For more information
WWF European Policy Office
Tel: +32 2 743 8806
Copies of the book are available from:
The Greens/European Free Alliance in the European Parliament
Rue Wiertz, B-1047 Brussels, Belgium.
Tel: +32 2 284 2117
Note on EU chemicals legislation:
REACH (Registration, Evaluation and Authorisation of Chemicals) is a draft EU law that should lead to the identification and phasing out of the most harmful chemicals. If it becomes law it will be enforced in all countries in the European Union.
Under the law, chemical producers would be obliged to send a registration dossier containing safety data to a central chemicals agency for all chemicals produced in quantities above one tonne a year. Less information is required the lower the tonnage of chemicals produced, with very basic information required on 1–10 tonne chemicals. Experts would then evaluate the safety data for higher-volume chemicals and other chemicals of concern.
Chemicals of very high concern would be phased out, and replaced by safer alternatives, unless industry can show ‘adequate control’ of the risk from their use or that their ‘socio-economic’ value outweighed the risks.

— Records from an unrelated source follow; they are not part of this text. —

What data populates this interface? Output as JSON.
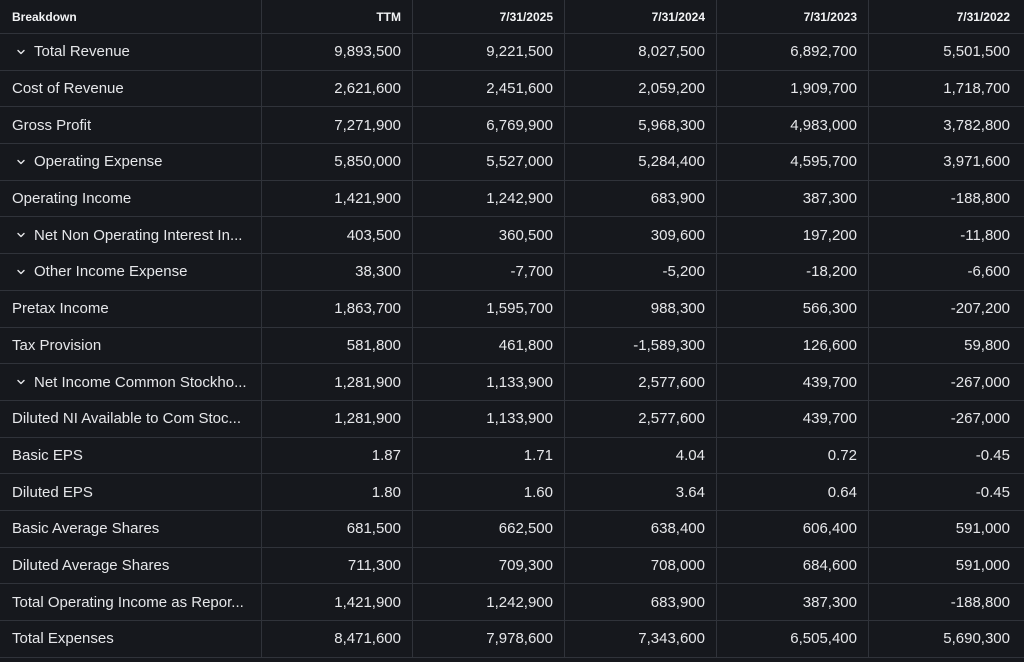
{
  "header": {
    "breakdown": "Breakdown",
    "cols": [
      "TTM",
      "7/31/2025",
      "7/31/2024",
      "7/31/2023",
      "7/31/2022"
    ]
  },
  "rows": [
    {
      "label": "Total Revenue",
      "expandable": true,
      "values": [
        "9,893,500",
        "9,221,500",
        "8,027,500",
        "6,892,700",
        "5,501,500"
      ]
    },
    {
      "label": "Cost of Revenue",
      "expandable": false,
      "values": [
        "2,621,600",
        "2,451,600",
        "2,059,200",
        "1,909,700",
        "1,718,700"
      ]
    },
    {
      "label": "Gross Profit",
      "expandable": false,
      "values": [
        "7,271,900",
        "6,769,900",
        "5,968,300",
        "4,983,000",
        "3,782,800"
      ]
    },
    {
      "label": "Operating Expense",
      "expandable": true,
      "values": [
        "5,850,000",
        "5,527,000",
        "5,284,400",
        "4,595,700",
        "3,971,600"
      ]
    },
    {
      "label": "Operating Income",
      "expandable": false,
      "values": [
        "1,421,900",
        "1,242,900",
        "683,900",
        "387,300",
        "-188,800"
      ]
    },
    {
      "label": "Net Non Operating Interest In...",
      "expandable": true,
      "values": [
        "403,500",
        "360,500",
        "309,600",
        "197,200",
        "-11,800"
      ]
    },
    {
      "label": "Other Income Expense",
      "expandable": true,
      "values": [
        "38,300",
        "-7,700",
        "-5,200",
        "-18,200",
        "-6,600"
      ]
    },
    {
      "label": "Pretax Income",
      "expandable": false,
      "values": [
        "1,863,700",
        "1,595,700",
        "988,300",
        "566,300",
        "-207,200"
      ]
    },
    {
      "label": "Tax Provision",
      "expandable": false,
      "values": [
        "581,800",
        "461,800",
        "-1,589,300",
        "126,600",
        "59,800"
      ]
    },
    {
      "label": "Net Income Common Stockho...",
      "expandable": true,
      "values": [
        "1,281,900",
        "1,133,900",
        "2,577,600",
        "439,700",
        "-267,000"
      ]
    },
    {
      "label": "Diluted NI Available to Com Stoc...",
      "expandable": false,
      "values": [
        "1,281,900",
        "1,133,900",
        "2,577,600",
        "439,700",
        "-267,000"
      ]
    },
    {
      "label": "Basic EPS",
      "expandable": false,
      "values": [
        "1.87",
        "1.71",
        "4.04",
        "0.72",
        "-0.45"
      ]
    },
    {
      "label": "Diluted EPS",
      "expandable": false,
      "values": [
        "1.80",
        "1.60",
        "3.64",
        "0.64",
        "-0.45"
      ]
    },
    {
      "label": "Basic Average Shares",
      "expandable": false,
      "values": [
        "681,500",
        "662,500",
        "638,400",
        "606,400",
        "591,000"
      ]
    },
    {
      "label": "Diluted Average Shares",
      "expandable": false,
      "values": [
        "711,300",
        "709,300",
        "708,000",
        "684,600",
        "591,000"
      ]
    },
    {
      "label": "Total Operating Income as Repor...",
      "expandable": false,
      "values": [
        "1,421,900",
        "1,242,900",
        "683,900",
        "387,300",
        "-188,800"
      ]
    },
    {
      "label": "Total Expenses",
      "expandable": false,
      "values": [
        "8,471,600",
        "7,978,600",
        "7,343,600",
        "6,505,400",
        "5,690,300"
      ]
    }
  ]
}
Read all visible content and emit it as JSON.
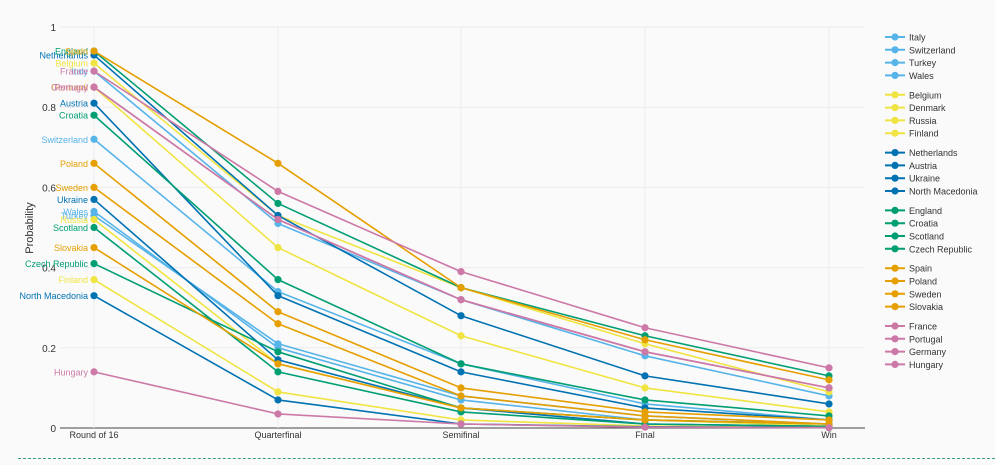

Chemicals of 'very high concern' are: carcinogens; mutagens; reproductive toxins; persistent, bio-accumulative and toxic; very persistent and very bio-accumulative; of similar concern, e.g endocrine (hormone) disrupters.
However, WWF does not think that the draft law is tough enough. WWF's DetoX campaign is working to ensure that a strengthened REACH is adopted that ensures that chemicals of very high concern are phased out except where use is important to society and there is no safer alternative.